3. Au vu de ce qui précède, le recours doit être rejeté dans la mesure où il est recevable et l’ordonnance attaquée confirmée. Les frais de la procédure de recours, constitués en l’espèce du seul émolument d’arrêt (art. 422 al. 1 CPP), par 1’760 fr. (art. 20 al. 1 TFIP [Tarif des frais de procédure et indemnités en matière pénale du 28 septembre 2010; BLV 312.03.1]), seront mis à la charge du recourant, qui succombe (art. 428 al. 1 CPP). Le montant de 550 fr. déjà versé par le recourant à titre de sûretés sera imputé sur les frais mis à sa charge.

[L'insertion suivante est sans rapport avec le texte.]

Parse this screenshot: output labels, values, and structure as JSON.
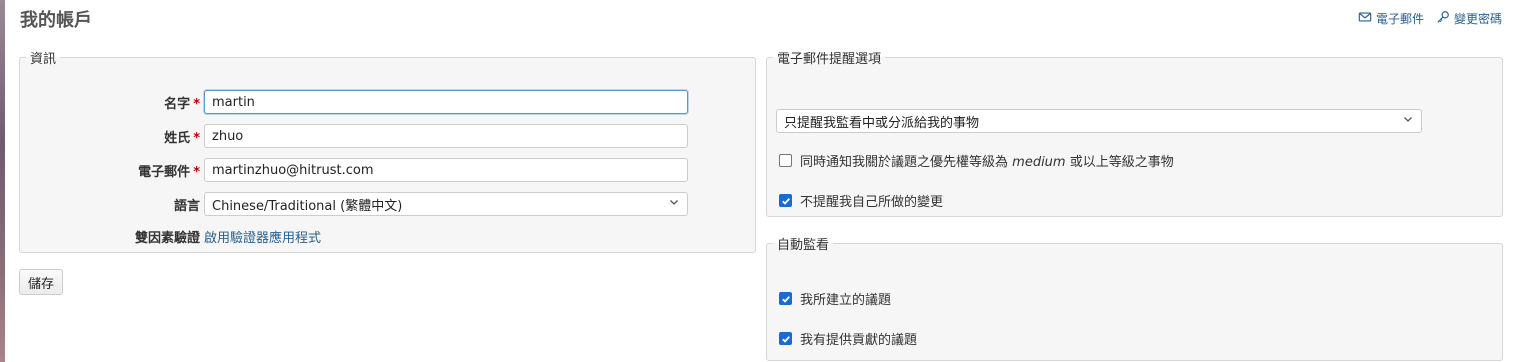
{
  "page": {
    "title": "我的帳戶"
  },
  "header_links": {
    "email": "電子郵件",
    "change_password": "變更密碼"
  },
  "info_section": {
    "legend": "資訊",
    "fields": {
      "firstname": {
        "label": "名字",
        "required_mark": "*",
        "value": "martin"
      },
      "lastname": {
        "label": "姓氏",
        "required_mark": "*",
        "value": "zhuo"
      },
      "email": {
        "label": "電子郵件",
        "required_mark": "*",
        "value": "martinzhuo@hitrust.com"
      },
      "language": {
        "label": "語言",
        "value": "Chinese/Traditional (繁體中文)"
      },
      "twofa": {
        "label": "雙因素驗證",
        "link": "啟用驗證器應用程式"
      }
    }
  },
  "save_button": "儲存",
  "mail_section": {
    "legend": "電子郵件提醒選項",
    "notification_select": "只提醒我監看中或分派給我的事物",
    "option_priority": {
      "before": "同時通知我關於議題之優先權等級為",
      "priority": "medium",
      "after": "或以上等級之事物",
      "checked": false
    },
    "option_no_self": {
      "label": "不提醒我自己所做的變更",
      "checked": true
    }
  },
  "watch_section": {
    "legend": "自動監看",
    "options": [
      {
        "label": "我所建立的議題",
        "checked": true
      },
      {
        "label": "我有提供貢獻的議題",
        "checked": true
      }
    ]
  },
  "icons": {
    "email": "envelope-icon",
    "password": "key-icon",
    "select_arrow": "chevron-down-icon",
    "checkbox_check": "checkmark-icon"
  },
  "colors": {
    "link": "#2a5f8d",
    "required": "#bb0000",
    "checkbox_checked": "#1b6ad2",
    "fieldset_bg": "#f6f6f6",
    "fieldset_border": "#d7d7d7"
  }
}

Par ces motifs, la Chambre des recours pénale prononce : I. Le recours est rejeté dans la mesure où il est recevable. II. L’ordonnance du 25 mars 2021 est confirmée. III. Les frais d’arrêt, par 1'760 fr. (mille sept cent soixante francs), sont mis à la charge de B.________. IV. Le montant de 550 fr. (cinq cent cinquante francs) versé par B.________ à titre de sûretés est imputé sur les frais mis à sa charge au chiffre III ci-dessus.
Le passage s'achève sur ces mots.